As we’ve rounded up things that will be useful—and only those—I’ve thought often of the advice I once received from a pastor who helps house the homeless in Detroit. I’d asked her what she most needed from her volunteers. “Don’t come here acting like it’s an outing at the zoo,” she advised. Meaning, treat the people you see here as courteously as you would your neighbors. Don’t gawk at them. Don’t intrude. Also, be willing to do whatever we need you to do, without question. Don’t tell us you have better ideas than we do for getting things done.
I’ve tried to take that to heart, despite my own desires. When I helped get this program started, I secretly hoped to be able to talk with the refugees who received the furniture, that (fantasy time!) maybe I’d even get to know them, hear their stories, and share some meaningful conversation. That is not likely to happen, not if I only drop into their lives for a few hours every few months.
One day I was able to sit in on a class about American customs with Congolese refugees. They smiled at me, and one very outgoing man posed for a picture in front of a map of the U.S. Mostly, though, they seemed shy and tired. I didn’t stay long, despite my intense curiosity. I just dropped off the goods I’d brought and quietly went home.
Susan and her staff have been very appreciative. It helps immensely, I think, that we are not needy volunteers. Instead, we try to bring what the refugees most need and then step away without expecting thanks. Susan’s thanks is always forthcoming, of course. But were it not, I would be fine. This is my goal: to unobtrusively help others and, in the process, to help myself.

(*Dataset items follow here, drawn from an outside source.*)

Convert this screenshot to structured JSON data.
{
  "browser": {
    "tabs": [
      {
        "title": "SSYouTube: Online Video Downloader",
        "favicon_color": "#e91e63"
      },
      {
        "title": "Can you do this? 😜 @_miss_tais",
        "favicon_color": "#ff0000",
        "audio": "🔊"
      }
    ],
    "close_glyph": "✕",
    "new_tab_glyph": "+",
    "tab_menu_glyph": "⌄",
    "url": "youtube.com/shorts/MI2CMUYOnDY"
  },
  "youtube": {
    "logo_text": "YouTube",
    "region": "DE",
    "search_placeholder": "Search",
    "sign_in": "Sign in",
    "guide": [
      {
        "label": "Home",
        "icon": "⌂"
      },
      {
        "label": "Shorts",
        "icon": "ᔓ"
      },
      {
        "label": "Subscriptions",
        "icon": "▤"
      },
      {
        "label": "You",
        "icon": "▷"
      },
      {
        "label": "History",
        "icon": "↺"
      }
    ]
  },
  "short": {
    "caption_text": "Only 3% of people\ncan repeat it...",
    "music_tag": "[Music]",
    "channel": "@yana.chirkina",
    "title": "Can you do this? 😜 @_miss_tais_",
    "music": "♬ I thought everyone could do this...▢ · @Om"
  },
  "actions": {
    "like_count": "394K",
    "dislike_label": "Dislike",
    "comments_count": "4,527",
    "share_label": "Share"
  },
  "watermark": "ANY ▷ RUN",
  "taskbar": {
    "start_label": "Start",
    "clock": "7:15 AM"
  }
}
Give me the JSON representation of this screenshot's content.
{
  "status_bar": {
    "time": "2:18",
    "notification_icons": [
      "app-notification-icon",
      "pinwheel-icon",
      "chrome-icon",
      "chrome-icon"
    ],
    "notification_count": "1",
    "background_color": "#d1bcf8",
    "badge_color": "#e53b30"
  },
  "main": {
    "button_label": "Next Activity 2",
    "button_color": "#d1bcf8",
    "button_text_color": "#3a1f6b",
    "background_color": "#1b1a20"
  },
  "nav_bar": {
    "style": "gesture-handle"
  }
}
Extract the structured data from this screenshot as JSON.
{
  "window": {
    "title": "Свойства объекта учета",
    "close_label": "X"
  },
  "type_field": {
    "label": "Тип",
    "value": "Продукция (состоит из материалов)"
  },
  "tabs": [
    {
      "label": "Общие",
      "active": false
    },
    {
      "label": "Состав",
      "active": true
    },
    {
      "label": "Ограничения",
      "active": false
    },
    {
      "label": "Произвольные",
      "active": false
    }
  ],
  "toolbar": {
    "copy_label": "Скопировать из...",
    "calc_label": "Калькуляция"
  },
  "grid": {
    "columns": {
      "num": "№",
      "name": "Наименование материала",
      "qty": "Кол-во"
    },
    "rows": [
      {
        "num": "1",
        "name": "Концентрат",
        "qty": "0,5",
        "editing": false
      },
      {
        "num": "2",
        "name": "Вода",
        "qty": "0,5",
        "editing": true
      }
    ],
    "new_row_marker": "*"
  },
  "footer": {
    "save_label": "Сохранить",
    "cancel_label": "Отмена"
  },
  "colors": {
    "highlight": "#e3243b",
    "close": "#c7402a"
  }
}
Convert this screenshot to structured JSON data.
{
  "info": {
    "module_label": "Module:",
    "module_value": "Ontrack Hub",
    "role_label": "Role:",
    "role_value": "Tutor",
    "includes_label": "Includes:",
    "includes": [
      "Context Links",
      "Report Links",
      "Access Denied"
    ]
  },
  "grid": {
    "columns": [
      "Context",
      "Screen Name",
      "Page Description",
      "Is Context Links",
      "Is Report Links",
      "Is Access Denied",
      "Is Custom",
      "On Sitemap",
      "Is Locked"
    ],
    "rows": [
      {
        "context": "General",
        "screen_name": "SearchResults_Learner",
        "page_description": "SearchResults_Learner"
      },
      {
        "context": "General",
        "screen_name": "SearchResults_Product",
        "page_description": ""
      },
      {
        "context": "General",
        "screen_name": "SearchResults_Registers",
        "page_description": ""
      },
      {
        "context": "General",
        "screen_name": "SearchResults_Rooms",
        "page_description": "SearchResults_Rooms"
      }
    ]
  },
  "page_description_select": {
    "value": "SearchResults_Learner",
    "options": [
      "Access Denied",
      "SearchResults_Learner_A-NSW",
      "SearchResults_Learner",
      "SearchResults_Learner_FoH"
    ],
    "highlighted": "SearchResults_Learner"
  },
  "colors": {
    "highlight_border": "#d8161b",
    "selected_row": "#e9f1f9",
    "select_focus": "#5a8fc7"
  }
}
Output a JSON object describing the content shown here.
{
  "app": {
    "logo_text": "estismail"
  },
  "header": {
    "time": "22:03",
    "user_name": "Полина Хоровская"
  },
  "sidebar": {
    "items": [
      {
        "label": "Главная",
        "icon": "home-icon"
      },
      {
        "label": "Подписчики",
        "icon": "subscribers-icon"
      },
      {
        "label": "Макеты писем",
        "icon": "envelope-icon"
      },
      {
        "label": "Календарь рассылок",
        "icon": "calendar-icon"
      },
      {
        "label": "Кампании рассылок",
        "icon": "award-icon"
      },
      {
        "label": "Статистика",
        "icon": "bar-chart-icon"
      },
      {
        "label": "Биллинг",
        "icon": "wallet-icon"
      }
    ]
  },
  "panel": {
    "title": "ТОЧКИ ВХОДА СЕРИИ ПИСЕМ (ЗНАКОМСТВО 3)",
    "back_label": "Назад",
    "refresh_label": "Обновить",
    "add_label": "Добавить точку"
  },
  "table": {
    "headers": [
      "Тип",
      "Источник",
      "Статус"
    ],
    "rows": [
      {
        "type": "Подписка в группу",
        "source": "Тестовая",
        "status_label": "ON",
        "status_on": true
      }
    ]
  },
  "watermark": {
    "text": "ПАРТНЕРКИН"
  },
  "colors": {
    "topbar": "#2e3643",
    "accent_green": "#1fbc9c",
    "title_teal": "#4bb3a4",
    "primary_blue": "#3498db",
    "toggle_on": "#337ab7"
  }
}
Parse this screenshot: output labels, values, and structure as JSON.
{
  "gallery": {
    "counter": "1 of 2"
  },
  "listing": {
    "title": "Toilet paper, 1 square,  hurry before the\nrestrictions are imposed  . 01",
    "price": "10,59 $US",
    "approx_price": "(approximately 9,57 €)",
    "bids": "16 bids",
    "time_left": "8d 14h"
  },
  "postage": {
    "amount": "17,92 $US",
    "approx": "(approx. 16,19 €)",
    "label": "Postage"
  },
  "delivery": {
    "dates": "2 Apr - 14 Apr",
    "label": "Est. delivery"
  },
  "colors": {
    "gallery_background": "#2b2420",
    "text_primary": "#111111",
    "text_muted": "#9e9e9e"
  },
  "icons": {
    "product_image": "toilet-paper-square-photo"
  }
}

Things have changed at Interfaith in the past four months. The numbers of refugees allowed into the U.S. this fiscal year has been cut from 110,000 to 50,000. Since Interfaith receives 80 percent of its funding based on the number of people it resettles, its budget has been severely cut. So now even more than furniture, the agency needs financial donations. The number of new clients will drop, yes, but it still must maintain basic support and services likes classes in English and cultural acclimation. The St. Andrew’s congregants and many friends on the Outer Banks have kindly responded by opening their pocketbooks.
It’s been so simple to start this helping effort, and so gratifying. I’m hoping I can remember its core lesson, which to me is a vital one: True service doesn’t need to be complex. It needs only to be careful and kind.